Despite the volume of operations performed every year, determining the price paid by hospitals for implants is exceedingly difficult. Mandl and his co-author, Yi-Ju Tseng, obtained information from the Orthopedic Network News, a publicly available implant registry. The registry provided information submitted by 160 hospitals nationwide, but not specific information about what devices costs and specific facilities.

Mandl said the lack of information puts patients in an untenable position, especially as they face higher deductibles and other out-of-pocket costs for surgeries and other medical services.

“This will increasingly become an issue for consumers,” he said, adding that better information is needed to allow robust price negotiations among insurers, hospitals and drug and device makers. “There is very limited transparency into what comprises the true cost of health care.”

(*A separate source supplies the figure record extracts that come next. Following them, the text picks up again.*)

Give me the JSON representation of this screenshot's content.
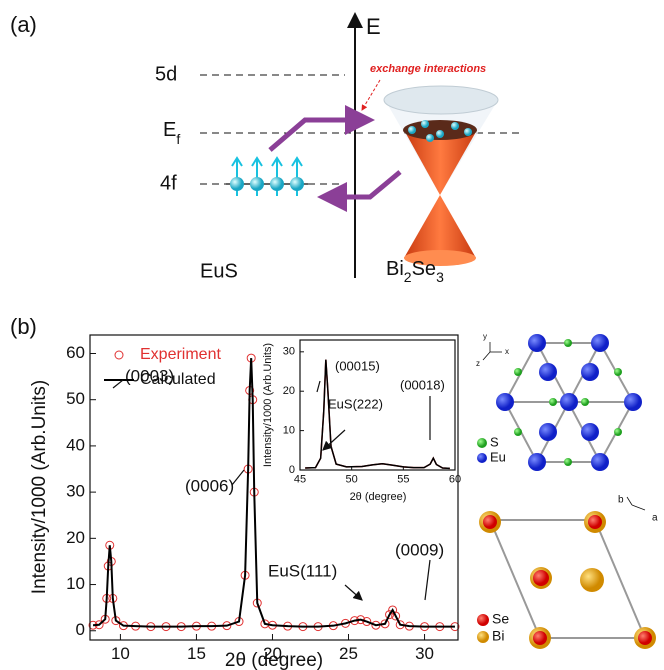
{
  "panel_a": {
    "label": "(a)",
    "energy_axis": "E",
    "level_5d": "5d",
    "level_ef": [
      "E",
      "f"
    ],
    "level_4f": "4f",
    "annotation": "exchange interactions",
    "left_material": "EuS",
    "right_material": [
      "Bi",
      "2",
      "Se",
      "3"
    ]
  },
  "panel_b": {
    "label": "(b)"
  },
  "chart_data": [
    {
      "type": "line",
      "xlabel": "2θ (degree)",
      "ylabel": "Intensity/1000 (Arb.Units)",
      "x": [
        8.2,
        8.6,
        9.0,
        9.1,
        9.2,
        9.3,
        9.4,
        9.5,
        9.7,
        10.2,
        11,
        12,
        13,
        14,
        15,
        16,
        17,
        17.8,
        18.2,
        18.4,
        18.5,
        18.6,
        18.7,
        18.8,
        19.0,
        19.5,
        20,
        21,
        22,
        23,
        24,
        24.8,
        25.4,
        25.8,
        26.2,
        26.8,
        27.4,
        27.7,
        27.9,
        28.1,
        28.4,
        29,
        30,
        31,
        32
      ],
      "series": [
        {
          "name": "Experiment",
          "color": "#e03030",
          "marker": "circle",
          "values": [
            1.2,
            1.3,
            2.5,
            7,
            14,
            18.5,
            15,
            7,
            2.2,
            1.1,
            1.0,
            0.9,
            0.9,
            0.9,
            1.0,
            1.0,
            1.1,
            2,
            12,
            35,
            52,
            59,
            50,
            30,
            6,
            1.5,
            1.2,
            1.0,
            0.9,
            0.9,
            1.1,
            1.6,
            2.2,
            2.4,
            2.0,
            1.2,
            1.5,
            3.5,
            4.5,
            3.2,
            1.3,
            1.0,
            0.9,
            0.9,
            0.9
          ]
        },
        {
          "name": "Calculated",
          "color": "#000000",
          "values": [
            1.2,
            1.3,
            2.5,
            7,
            14,
            18.5,
            15,
            7,
            2.2,
            1.1,
            1.0,
            0.9,
            0.9,
            0.9,
            1.0,
            1.0,
            1.1,
            2,
            12,
            35,
            52,
            59,
            50,
            30,
            6,
            1.5,
            1.2,
            1.0,
            0.9,
            0.9,
            1.1,
            1.6,
            2.2,
            2.4,
            2.0,
            1.2,
            1.5,
            3.5,
            4.5,
            3.2,
            1.3,
            1.0,
            0.9,
            0.9,
            0.9
          ]
        }
      ],
      "xlim": [
        8,
        32.2
      ],
      "ylim": [
        -2,
        64
      ],
      "xticks": [
        10,
        15,
        20,
        25,
        30
      ],
      "yticks": [
        0,
        10,
        20,
        30,
        40,
        50,
        60
      ],
      "legend": "upper left",
      "annotations": [
        "(0003)",
        "(0006)",
        "EuS(111)",
        "(0009)"
      ]
    },
    {
      "type": "line",
      "xlabel": "2θ (degree)",
      "ylabel": "Intensity/1000 (Arb.Units)",
      "x": [
        45.5,
        46.5,
        47.0,
        47.3,
        47.5,
        47.7,
        48.0,
        48.5,
        49.5,
        51,
        52,
        53,
        54,
        55,
        56,
        57,
        57.6,
        57.9,
        58.2,
        58.8,
        59.5
      ],
      "series": [
        {
          "color": "#e03030",
          "values": [
            0.5,
            0.6,
            3,
            15,
            28,
            20,
            6,
            1.5,
            0.8,
            0.9,
            1.3,
            1.6,
            1.2,
            0.8,
            0.6,
            0.6,
            1.5,
            3,
            1.4,
            0.5,
            0.4
          ]
        },
        {
          "color": "#000000",
          "values": [
            0.5,
            0.6,
            3,
            15,
            28,
            20,
            6,
            1.5,
            0.8,
            0.9,
            1.3,
            1.6,
            1.2,
            0.8,
            0.6,
            0.6,
            1.5,
            3,
            1.4,
            0.5,
            0.4
          ]
        }
      ],
      "xlim": [
        45,
        60
      ],
      "ylim": [
        0,
        33
      ],
      "xticks": [
        45,
        50,
        55,
        60
      ],
      "yticks": [
        0,
        10,
        20,
        30
      ],
      "annotations": [
        "(00015)",
        "EuS(222)",
        "(00018)"
      ]
    }
  ],
  "crystal": {
    "axes": [
      "y",
      "x",
      "z"
    ],
    "top_legend": [
      "S",
      "Eu"
    ],
    "bottom_axes": [
      "b",
      "a"
    ],
    "bottom_legend": [
      "Se",
      "Bi"
    ]
  }
}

  • Do you go to a store and request to pay cost for their products? No there is a mark up. And yes, some may charge more than twice their cost. It has to do with the expense of doing business. Factored in are things like overhead, theft and loss. In healthcare that theft and loss is related to uninsured and underinsured patients who don’t pay for services they receive as well as government payors who pay pennies on the dollar for services.

  • The entire healthcare system needs full disclosure and transparency of healthcare costs in order to make care affordable. From providers to hospitals and facilities to insurers the proprietary cloak must be removed. Consumers, my patients, should be able to shop around for the best deal on where to have a knee replacement, or any other procedure for that matter. Imagine a world where you can go to a website and calculate exactly what it would cost to have a procedure at differing venues. How powerful of a cost controlling tool would that be? That is what is proposed in a bill circulating for support in the California Legislature. Who is apposing it? Insurers and hospitals.